What were you doing on the morning of Jan. 17, 2020? While the world was learning about a strange new virus approaching our shores, my business partner, Ben, and I were visiting Louisville, Kentucky. We were meeting our largest operating partner, Mike (not his real name), to walk through a mobile home park his firm was acquiring. Our fund would be the largest investor.
This park looked like many we had invested in, but larger. There were 315 lots, but about 50 were vacant. We saw a typical range of cars—from junkers to Jaguars. People walked their dogs, kids boarded buses, and a maintenance man shuffled around with his coffee.
But this park was different from most parks this size. You see, the owner lived three states away—and she hadn’t visited (or raised rents) for at least five years.

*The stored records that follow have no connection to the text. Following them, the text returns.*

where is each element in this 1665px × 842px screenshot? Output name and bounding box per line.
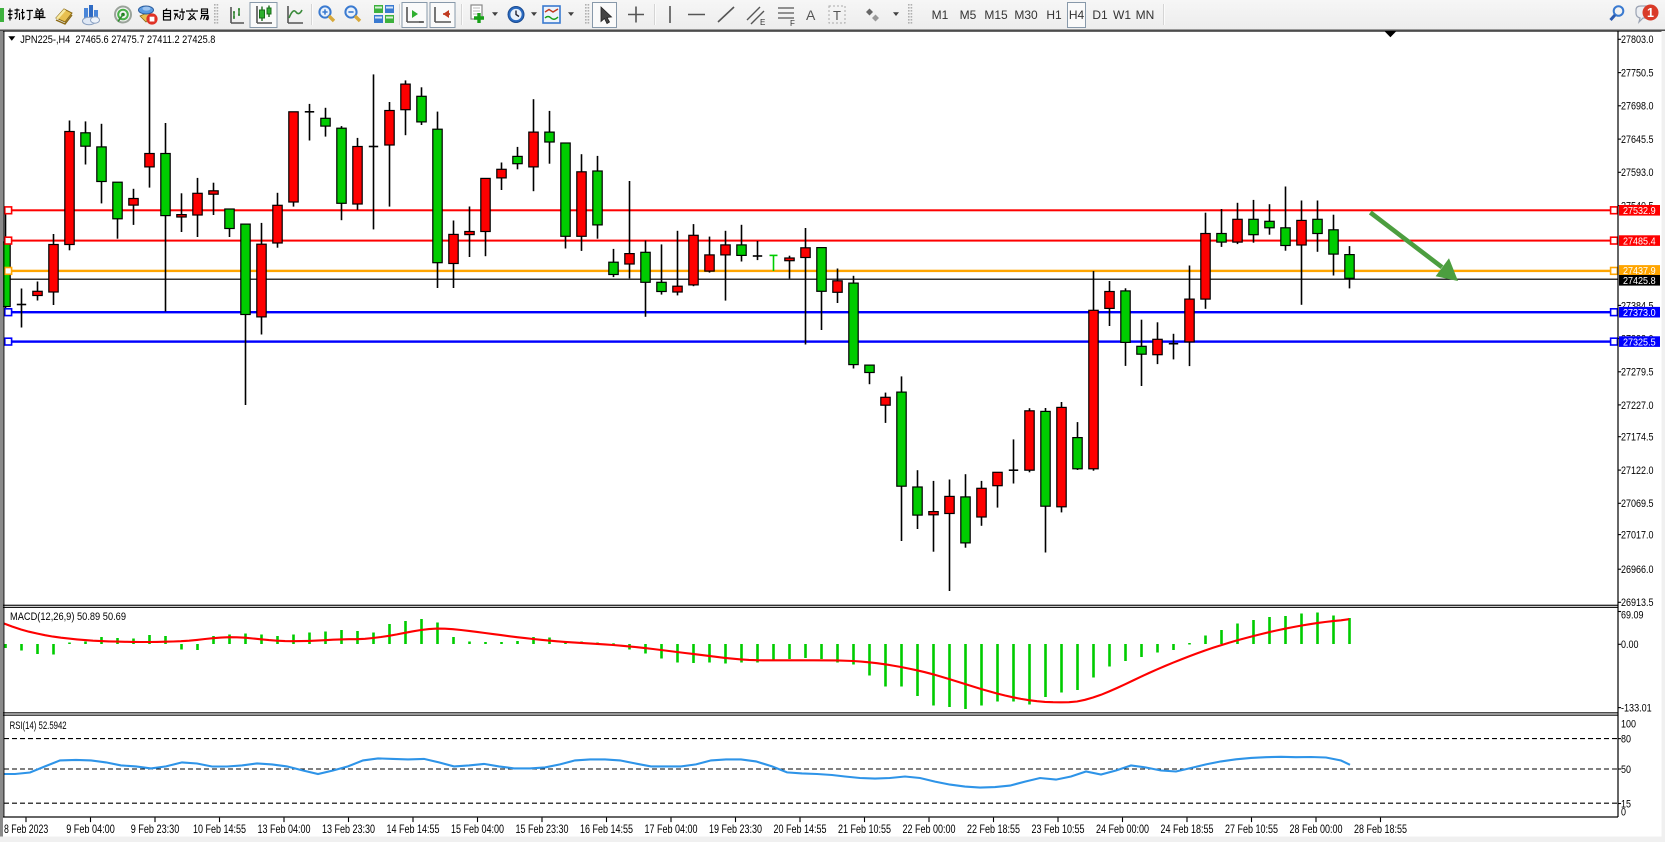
svg-text:27373.0: 27373.0 <box>1623 308 1656 319</box>
svg-text:M5: M5 <box>960 8 977 22</box>
svg-text:21 Feb 10:55: 21 Feb 10:55 <box>838 822 891 836</box>
svg-text:24 Feb 18:55: 24 Feb 18:55 <box>1161 822 1214 836</box>
svg-text:27279.5: 27279.5 <box>1621 367 1654 379</box>
svg-text:28 Feb 18:55: 28 Feb 18:55 <box>1354 822 1407 836</box>
svg-text:14 Feb 14:55: 14 Feb 14:55 <box>387 822 440 836</box>
svg-text:69.09: 69.09 <box>1621 609 1644 621</box>
svg-text:27532.9: 27532.9 <box>1623 206 1656 217</box>
svg-text:23 Feb 10:55: 23 Feb 10:55 <box>1032 822 1085 836</box>
svg-text:16 Feb 14:55: 16 Feb 14:55 <box>580 822 633 836</box>
svg-text:M30: M30 <box>1014 8 1038 22</box>
svg-text:19 Feb 23:30: 19 Feb 23:30 <box>709 822 762 836</box>
svg-text:27803.0: 27803.0 <box>1621 34 1654 46</box>
svg-text:13 Feb 04:00: 13 Feb 04:00 <box>258 822 311 836</box>
svg-text:27437.9: 27437.9 <box>1623 266 1656 277</box>
svg-text:27227.0: 27227.0 <box>1621 400 1654 412</box>
svg-text:100: 100 <box>1621 719 1636 731</box>
svg-text:10 Feb 14:55: 10 Feb 14:55 <box>193 822 246 836</box>
svg-text:RSI(14) 52.5942: RSI(14) 52.5942 <box>10 720 67 732</box>
svg-text:27485.4: 27485.4 <box>1623 236 1656 247</box>
svg-text:MACD(12,26,9) 50.89 50.69: MACD(12,26,9) 50.89 50.69 <box>10 611 126 623</box>
svg-text:15: 15 <box>1621 798 1631 810</box>
svg-text:0: 0 <box>1621 807 1626 819</box>
svg-text:8 Feb 2023: 8 Feb 2023 <box>4 822 49 836</box>
svg-text:27017.0: 27017.0 <box>1621 530 1654 542</box>
svg-text:27069.5: 27069.5 <box>1621 498 1654 510</box>
svg-text:13 Feb 23:30: 13 Feb 23:30 <box>322 822 375 836</box>
svg-text:E: E <box>760 18 765 27</box>
svg-text:9 Feb 04:00: 9 Feb 04:00 <box>66 822 115 836</box>
svg-text:27 Feb 10:55: 27 Feb 10:55 <box>1225 822 1278 836</box>
svg-text:22 Feb 18:55: 22 Feb 18:55 <box>967 822 1020 836</box>
svg-text:26913.5: 26913.5 <box>1621 597 1654 609</box>
svg-text:27698.0: 27698.0 <box>1621 101 1654 113</box>
svg-text:JPN225-,H4 27465.6 27475.7 27: JPN225-,H4 27465.6 27475.7 27411.2 27425… <box>20 34 215 46</box>
svg-text:0.00: 0.00 <box>1621 639 1639 651</box>
svg-text:H1: H1 <box>1046 8 1062 22</box>
svg-text:17 Feb 04:00: 17 Feb 04:00 <box>645 822 698 836</box>
svg-text:27593.0: 27593.0 <box>1621 167 1654 179</box>
svg-text:80: 80 <box>1621 734 1631 746</box>
svg-text:26966.0: 26966.0 <box>1621 564 1654 576</box>
svg-text:28 Feb 00:00: 28 Feb 00:00 <box>1290 822 1343 836</box>
svg-text:1: 1 <box>1647 6 1654 20</box>
svg-text:W1: W1 <box>1113 8 1131 22</box>
svg-text:27122.0: 27122.0 <box>1621 465 1654 477</box>
svg-text:50: 50 <box>1621 764 1631 776</box>
svg-text:15 Feb 23:30: 15 Feb 23:30 <box>516 822 569 836</box>
svg-text:27174.5: 27174.5 <box>1621 432 1654 444</box>
svg-text:MN: MN <box>1136 8 1155 22</box>
svg-text:M1: M1 <box>932 8 949 22</box>
svg-text:A: A <box>806 7 816 23</box>
svg-text:27325.5: 27325.5 <box>1623 337 1656 348</box>
svg-text:T: T <box>833 8 841 23</box>
svg-text:24 Feb 00:00: 24 Feb 00:00 <box>1096 822 1149 836</box>
svg-text:9 Feb 23:30: 9 Feb 23:30 <box>131 822 180 836</box>
svg-text:M15: M15 <box>984 8 1008 22</box>
svg-text:-133.01: -133.01 <box>1621 703 1652 715</box>
svg-text:27645.5: 27645.5 <box>1621 134 1654 146</box>
svg-text:D1: D1 <box>1092 8 1108 22</box>
svg-text:F: F <box>790 19 795 28</box>
svg-text:22 Feb 00:00: 22 Feb 00:00 <box>903 822 956 836</box>
svg-text:15 Feb 04:00: 15 Feb 04:00 <box>451 822 504 836</box>
svg-text:27750.5: 27750.5 <box>1621 68 1654 80</box>
svg-text:20 Feb 14:55: 20 Feb 14:55 <box>774 822 827 836</box>
svg-text:H4: H4 <box>1069 8 1085 22</box>
svg-text:27425.8: 27425.8 <box>1623 276 1656 287</box>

This institutional-sized park was owned and operated by a classic mom-and-pop operator. She had no knowledge of how to maximize income and value. She was distracted by other pursuits.
And she was ready to exit.
Our operating partner pointed out a variety of deficiencies as we toured the park. He told us how the owner funded all tenant utility bills. He explained how she overpaid staff to avoid getting involved. And he described the profitability of setting new manufactured homes on vacant lots—something the seller wouldn’t dream of.
We flew home to Virginia after lunch and started raising capital for this new fund that would invest in this park and over 200 other commercial real estate assets.
Mike closed on the acquisition on Feb. 25 while headlines screamed about the coronavirus that threatened every human on the planet. He paid $7.1 million—about half debt and half equity (including ours).
We raised several million dollars in February and March while U.S. investors watched trillions of dollars of value evaporate in Wall Street’s casinos.